В основе различия между реальной стоимостью и меновой стоимостью лежит тот именно факт, что стоимость вещи отлична от так называемого эквивалента, даваемого за неё в торговле, т. е. что этот эквивалент не является эквивалентом. Этот так называемый эквивалент есть цена вещи, и если бы экономист был честен, то он употреблял бы это слово вместо «торговой стоимости». Но ведь для того, чтобы безнравственность торговли не слишком бросалась в глаза, экономисту всё ещё приходится сохранять хоть тень видимости того, что цена как-то связана со стоимостью. А что цена определяется взаимодействием издержек производства и конкуренции, это совершенно верно, это — главный закон частной собственности. Этот чисто эмпирический закон и есть то первое, что нашёл экономист, и отсюда он затем абстрагировал свою реальную стоимость, т. е. цену, устанавливающуюся в такое время, когда отношение конкуренции уравновешивается, когда спрос и предложение покрывают друг друга. Тогда, естественно, остаются налицо только издержки производства, и это экономист называет реальной стоимостью, между тем как мы имеем здесь дело лишь с известной определённостью цены. Но в политической экономии всё таким образом поставлено на голову: стоимость, представляющая собой нечто первоначальное, источник цены, ставится в зависимость от последней, от своего собственного продукта. Как известно, это переворачивание и образует сущность абстракции, о чём смотри у Фейербаха.

* * *

Согласно взглядам экономиста, издержки производства товара состоят из трёх элементов: из земельной ренты за участок земли, необходимый для производства сырья, из капитала вместе с доходом на него и из платы за труд, потребовавшийся для производства и обработки. Но сейчас же обнаруживается, что капитал и труд тождественны, ибо сами же экономисты признают, что капитал есть «накопленный труд». Таким образом, у нас остаются только две стороны: природная, объективная — земля, и человеческая, субъективная — труд, включающий в себя капитал и кроме капитала ещё нечто третье, о чём экономист и не думает, — я имею в виду, наряду с физическим элементом простого труда, духовный элемент изобретательности, мысли. Какое дело экономисту до духа изобретательности? Разве все изобретения не достались ему без его участия? Разве хоть одно из них стоило ему чего-нибудь? К чему же в таком случае ему беспокоиться о них при исчислении своих издержек производства? Для него условиями богатства являются земля, капитал и труд, и больше ему ничего не надо. Ему нет дела до науки. Хотя наука и преподнесла ему подарки через Бертолле, Дэви, Либиха, Уатта, Картрайта и т. д., подарки, поднявшие его самого и его производство на невиданную высоту, — что ему до этого? Таких вещей он не может учитывать, успехи науки выходят за пределы его подсчётов. Но при разумном строе, стоящем выше дробления интересов, как оно имеет место у экономистов, духовный элемент, конечно, будет принадлежать к числу элементов производства и найдёт своё место среди издержек производства и в политической экономии. И тут, конечно, мы с чувством удовлетворения узнаём, что работа в области науки окупается также и материально, узнаём, что только один такой плод науки, как паровая машина Джемса Уатта, принёс миру за первые пятьдесят лет своего существования больше, чем мир с самого начала затратил на развитие науки.

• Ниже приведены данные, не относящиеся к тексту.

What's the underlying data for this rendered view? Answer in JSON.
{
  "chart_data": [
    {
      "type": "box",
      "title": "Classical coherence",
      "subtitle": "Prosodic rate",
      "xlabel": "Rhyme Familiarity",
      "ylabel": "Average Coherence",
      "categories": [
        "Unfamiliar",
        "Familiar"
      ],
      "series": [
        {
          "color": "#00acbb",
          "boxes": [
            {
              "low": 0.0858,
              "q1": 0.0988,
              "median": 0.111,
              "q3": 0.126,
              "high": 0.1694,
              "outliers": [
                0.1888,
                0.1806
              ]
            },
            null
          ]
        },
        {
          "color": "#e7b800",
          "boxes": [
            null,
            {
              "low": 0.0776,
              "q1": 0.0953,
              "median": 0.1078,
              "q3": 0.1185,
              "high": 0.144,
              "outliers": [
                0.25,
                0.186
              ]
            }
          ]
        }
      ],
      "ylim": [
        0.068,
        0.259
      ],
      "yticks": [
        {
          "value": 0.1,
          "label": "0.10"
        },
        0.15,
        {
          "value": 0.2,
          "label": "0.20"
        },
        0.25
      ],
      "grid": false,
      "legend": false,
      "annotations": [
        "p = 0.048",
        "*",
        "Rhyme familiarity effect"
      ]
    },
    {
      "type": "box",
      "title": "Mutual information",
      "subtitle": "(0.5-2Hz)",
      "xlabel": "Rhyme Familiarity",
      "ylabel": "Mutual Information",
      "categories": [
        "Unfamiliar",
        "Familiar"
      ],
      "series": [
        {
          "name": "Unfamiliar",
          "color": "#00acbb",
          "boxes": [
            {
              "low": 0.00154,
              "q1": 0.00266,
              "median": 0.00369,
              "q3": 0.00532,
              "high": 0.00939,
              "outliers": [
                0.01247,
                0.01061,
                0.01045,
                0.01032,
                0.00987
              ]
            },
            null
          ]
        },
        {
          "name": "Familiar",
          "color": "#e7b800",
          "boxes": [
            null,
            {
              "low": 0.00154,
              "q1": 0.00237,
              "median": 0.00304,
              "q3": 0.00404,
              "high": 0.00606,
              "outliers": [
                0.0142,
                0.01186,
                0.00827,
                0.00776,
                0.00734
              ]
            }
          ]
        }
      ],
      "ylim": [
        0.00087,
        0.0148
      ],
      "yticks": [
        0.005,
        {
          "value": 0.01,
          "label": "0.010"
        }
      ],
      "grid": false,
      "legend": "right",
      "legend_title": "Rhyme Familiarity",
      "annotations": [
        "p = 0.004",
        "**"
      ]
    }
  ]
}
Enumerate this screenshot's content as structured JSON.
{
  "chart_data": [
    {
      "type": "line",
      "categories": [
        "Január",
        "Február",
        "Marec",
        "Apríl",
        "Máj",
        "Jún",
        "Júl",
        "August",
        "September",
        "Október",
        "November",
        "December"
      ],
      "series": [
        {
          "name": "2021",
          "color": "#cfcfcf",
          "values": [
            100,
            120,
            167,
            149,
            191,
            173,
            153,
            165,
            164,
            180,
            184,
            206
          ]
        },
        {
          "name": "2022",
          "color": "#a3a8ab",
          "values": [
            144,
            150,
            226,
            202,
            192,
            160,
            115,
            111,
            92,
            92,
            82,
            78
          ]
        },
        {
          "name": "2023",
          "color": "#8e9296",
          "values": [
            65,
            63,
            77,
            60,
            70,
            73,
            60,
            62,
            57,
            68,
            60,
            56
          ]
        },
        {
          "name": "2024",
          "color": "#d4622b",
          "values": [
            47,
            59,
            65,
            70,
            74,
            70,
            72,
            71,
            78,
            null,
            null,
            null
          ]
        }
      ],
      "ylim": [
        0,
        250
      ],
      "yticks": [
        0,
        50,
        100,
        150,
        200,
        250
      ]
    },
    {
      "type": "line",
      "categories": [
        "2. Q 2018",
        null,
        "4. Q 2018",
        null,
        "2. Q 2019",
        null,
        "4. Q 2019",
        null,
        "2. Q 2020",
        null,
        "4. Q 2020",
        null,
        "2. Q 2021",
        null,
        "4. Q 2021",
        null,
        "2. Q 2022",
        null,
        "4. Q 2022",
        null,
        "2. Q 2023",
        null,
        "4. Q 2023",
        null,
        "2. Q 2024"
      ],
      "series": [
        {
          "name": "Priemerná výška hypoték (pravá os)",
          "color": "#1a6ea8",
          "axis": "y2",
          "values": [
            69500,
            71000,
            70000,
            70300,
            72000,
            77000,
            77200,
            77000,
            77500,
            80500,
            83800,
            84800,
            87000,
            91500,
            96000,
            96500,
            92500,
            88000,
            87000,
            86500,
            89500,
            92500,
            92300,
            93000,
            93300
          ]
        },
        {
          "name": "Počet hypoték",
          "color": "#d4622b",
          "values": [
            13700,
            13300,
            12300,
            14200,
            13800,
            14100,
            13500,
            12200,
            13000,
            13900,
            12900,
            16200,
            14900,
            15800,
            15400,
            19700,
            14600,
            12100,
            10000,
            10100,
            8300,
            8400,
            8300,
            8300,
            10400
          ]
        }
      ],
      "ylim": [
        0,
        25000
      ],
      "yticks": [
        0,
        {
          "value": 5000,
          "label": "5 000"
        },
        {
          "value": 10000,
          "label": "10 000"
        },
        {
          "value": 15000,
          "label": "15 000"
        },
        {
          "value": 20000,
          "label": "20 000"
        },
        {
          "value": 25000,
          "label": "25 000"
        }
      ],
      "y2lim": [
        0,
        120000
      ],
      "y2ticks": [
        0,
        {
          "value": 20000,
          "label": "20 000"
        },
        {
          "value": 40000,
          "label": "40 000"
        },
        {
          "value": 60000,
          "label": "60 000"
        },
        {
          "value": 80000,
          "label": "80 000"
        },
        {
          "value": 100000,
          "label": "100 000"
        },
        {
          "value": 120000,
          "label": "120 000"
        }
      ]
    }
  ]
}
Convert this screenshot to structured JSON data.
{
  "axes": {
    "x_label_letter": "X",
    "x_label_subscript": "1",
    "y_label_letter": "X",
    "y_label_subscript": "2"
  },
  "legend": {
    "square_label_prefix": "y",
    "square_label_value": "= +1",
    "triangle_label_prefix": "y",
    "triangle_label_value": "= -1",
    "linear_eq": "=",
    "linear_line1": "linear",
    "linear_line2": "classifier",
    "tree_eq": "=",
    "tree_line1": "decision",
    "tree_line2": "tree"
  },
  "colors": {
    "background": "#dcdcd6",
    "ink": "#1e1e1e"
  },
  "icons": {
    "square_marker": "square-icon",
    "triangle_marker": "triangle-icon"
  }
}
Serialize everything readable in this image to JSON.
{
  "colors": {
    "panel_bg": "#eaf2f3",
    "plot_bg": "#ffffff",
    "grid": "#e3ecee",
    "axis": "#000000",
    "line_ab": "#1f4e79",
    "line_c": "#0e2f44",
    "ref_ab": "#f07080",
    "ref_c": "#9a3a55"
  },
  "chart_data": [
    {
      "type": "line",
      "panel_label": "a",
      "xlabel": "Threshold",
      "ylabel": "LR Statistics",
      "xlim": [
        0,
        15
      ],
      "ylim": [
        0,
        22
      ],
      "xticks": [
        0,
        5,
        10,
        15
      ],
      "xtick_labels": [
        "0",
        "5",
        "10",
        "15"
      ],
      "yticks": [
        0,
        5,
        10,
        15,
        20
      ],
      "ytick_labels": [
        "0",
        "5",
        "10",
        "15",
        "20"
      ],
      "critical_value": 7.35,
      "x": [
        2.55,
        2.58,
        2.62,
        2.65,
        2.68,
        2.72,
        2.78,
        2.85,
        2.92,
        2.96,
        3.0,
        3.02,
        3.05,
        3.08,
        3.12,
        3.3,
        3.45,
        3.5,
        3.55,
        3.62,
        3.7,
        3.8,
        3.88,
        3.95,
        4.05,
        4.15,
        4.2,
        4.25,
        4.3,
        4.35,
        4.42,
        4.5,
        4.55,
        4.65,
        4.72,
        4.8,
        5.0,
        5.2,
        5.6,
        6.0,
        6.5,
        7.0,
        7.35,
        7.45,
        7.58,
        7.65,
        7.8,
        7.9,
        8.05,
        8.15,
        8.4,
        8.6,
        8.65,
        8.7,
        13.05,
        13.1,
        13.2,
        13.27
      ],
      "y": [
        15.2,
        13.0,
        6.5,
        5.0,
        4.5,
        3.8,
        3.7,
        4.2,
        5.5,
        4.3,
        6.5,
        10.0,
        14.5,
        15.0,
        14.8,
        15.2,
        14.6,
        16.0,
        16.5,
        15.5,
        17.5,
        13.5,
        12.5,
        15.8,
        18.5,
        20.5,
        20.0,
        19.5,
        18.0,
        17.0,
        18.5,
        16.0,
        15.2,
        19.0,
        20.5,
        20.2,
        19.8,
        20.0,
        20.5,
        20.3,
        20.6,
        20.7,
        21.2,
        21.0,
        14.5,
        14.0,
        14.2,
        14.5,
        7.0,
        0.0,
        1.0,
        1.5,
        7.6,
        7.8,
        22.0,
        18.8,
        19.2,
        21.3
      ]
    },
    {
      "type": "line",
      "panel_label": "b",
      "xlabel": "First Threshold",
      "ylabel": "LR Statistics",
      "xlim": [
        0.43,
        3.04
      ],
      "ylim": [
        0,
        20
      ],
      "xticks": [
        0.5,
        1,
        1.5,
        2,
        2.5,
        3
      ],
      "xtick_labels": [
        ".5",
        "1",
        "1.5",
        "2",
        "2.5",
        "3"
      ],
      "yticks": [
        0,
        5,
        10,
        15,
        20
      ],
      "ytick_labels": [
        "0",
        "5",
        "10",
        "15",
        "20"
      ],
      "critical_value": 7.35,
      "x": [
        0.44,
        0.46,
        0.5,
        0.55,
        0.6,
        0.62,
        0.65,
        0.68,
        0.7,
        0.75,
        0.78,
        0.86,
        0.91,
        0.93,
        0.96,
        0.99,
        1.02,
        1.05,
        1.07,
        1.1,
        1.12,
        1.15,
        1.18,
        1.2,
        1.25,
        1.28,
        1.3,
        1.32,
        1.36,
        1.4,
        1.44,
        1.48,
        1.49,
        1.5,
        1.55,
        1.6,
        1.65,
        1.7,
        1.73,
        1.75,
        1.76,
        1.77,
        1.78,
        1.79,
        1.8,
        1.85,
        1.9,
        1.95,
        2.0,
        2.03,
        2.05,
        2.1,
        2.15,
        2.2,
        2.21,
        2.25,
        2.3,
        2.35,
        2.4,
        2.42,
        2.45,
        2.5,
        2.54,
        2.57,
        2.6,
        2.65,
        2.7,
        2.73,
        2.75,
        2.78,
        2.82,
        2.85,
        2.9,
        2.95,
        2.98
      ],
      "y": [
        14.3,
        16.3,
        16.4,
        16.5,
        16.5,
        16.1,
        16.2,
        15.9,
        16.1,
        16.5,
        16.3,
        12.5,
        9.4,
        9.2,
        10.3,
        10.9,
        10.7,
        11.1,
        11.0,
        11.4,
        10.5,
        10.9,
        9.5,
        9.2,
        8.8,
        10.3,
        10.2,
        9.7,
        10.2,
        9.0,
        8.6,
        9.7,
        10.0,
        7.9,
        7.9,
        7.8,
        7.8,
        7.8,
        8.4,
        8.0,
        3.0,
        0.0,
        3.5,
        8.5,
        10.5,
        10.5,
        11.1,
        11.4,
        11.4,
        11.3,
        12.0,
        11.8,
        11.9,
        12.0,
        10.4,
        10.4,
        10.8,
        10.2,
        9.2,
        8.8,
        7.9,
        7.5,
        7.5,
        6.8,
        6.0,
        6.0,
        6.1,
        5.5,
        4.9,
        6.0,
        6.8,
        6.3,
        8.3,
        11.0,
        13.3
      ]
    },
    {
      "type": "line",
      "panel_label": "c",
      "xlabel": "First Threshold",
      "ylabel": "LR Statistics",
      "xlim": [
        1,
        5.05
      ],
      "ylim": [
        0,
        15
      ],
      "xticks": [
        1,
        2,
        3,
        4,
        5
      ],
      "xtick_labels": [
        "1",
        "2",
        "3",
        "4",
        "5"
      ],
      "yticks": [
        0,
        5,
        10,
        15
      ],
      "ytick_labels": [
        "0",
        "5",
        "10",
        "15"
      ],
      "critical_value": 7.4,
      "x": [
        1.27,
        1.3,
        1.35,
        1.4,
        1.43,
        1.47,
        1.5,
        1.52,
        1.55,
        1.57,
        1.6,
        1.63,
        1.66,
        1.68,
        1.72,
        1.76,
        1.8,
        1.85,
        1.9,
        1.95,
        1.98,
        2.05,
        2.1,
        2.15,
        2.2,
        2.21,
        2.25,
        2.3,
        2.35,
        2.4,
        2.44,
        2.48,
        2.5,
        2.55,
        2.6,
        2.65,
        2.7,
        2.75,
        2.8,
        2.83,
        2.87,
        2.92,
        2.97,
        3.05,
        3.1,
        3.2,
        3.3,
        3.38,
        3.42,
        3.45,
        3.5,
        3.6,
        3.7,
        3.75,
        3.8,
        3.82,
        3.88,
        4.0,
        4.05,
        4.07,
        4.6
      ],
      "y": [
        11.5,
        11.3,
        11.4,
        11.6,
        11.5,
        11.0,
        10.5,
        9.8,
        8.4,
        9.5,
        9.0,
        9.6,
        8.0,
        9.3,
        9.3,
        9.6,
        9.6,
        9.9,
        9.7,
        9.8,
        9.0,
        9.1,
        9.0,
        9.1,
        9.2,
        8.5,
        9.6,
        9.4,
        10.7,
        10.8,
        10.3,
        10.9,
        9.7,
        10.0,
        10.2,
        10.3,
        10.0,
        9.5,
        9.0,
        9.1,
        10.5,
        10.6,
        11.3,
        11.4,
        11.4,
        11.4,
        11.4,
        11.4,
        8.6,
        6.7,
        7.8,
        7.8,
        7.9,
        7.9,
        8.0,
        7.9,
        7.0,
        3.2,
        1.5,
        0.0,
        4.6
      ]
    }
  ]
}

Итак, мы имеем в действии два элемента производства — природу и человека, а последнего, в свою очередь, с его физическими и духовными свойствами; теперь мы можем вернуться к экономисту и к его издержкам производства.

* * *

Всё, что не может быть монополизировано, не имеет стоимости, — так говорит экономист; это положение мы впоследствии исследуем подробнее. Когда мы говорим: не имеет цены, — то положение это верно для строя, основанного на частной собственности. Если бы землю можно было получить так же легко как воздух, ни один человек не стал бы платить земельной ренты. Но раз это не так и размер присваиваемой земли в каждом отдельном случае ограничен, то приходится платить земельную ренту за присвоенную, т. е. монополизированную землю или покупать её по продажной цене. Но после такого объяснения происхождения стоимости земли очень странно слышать от экономиста, что земельная рента представляет собой разницу между доходностью участка, приносящего ренту, и самого худшего участка, окупающего только труд по его обработке. Как известно, таково определение земельной ренты, впервые полностью развитое у Рикардо. Определение это, пожалуй, практически верно, если предположить, что падение спроса мгновенно отражается на земельной ренте и тотчас же устраняет от обработки соответствующее количество самой худшей части обрабатываемой земли. Но это не так, и потому данное определение недостаточно; к тому же оно не включает причины происхождения земельной ренты и уже поэтому должно отпасть. Полковник Т. П. Томпсон, сторонник Лиги против хлебных законов, в противоположность этому определению, вернулся к определению Адама Смита и обосновал его. По его пониманию, земельная рента есть отношение между конкуренцией тех, кто добивается пользования землёй, и ограниченным количеством земли, имеющейся в наличии. Здесь, по крайней мере, налицо возврат к вопросу о происхождении земельной ренты; но это объяснение исключает различия в плодородии почвы так же, как вышеприведённое определение упускает из виду конкуренцию.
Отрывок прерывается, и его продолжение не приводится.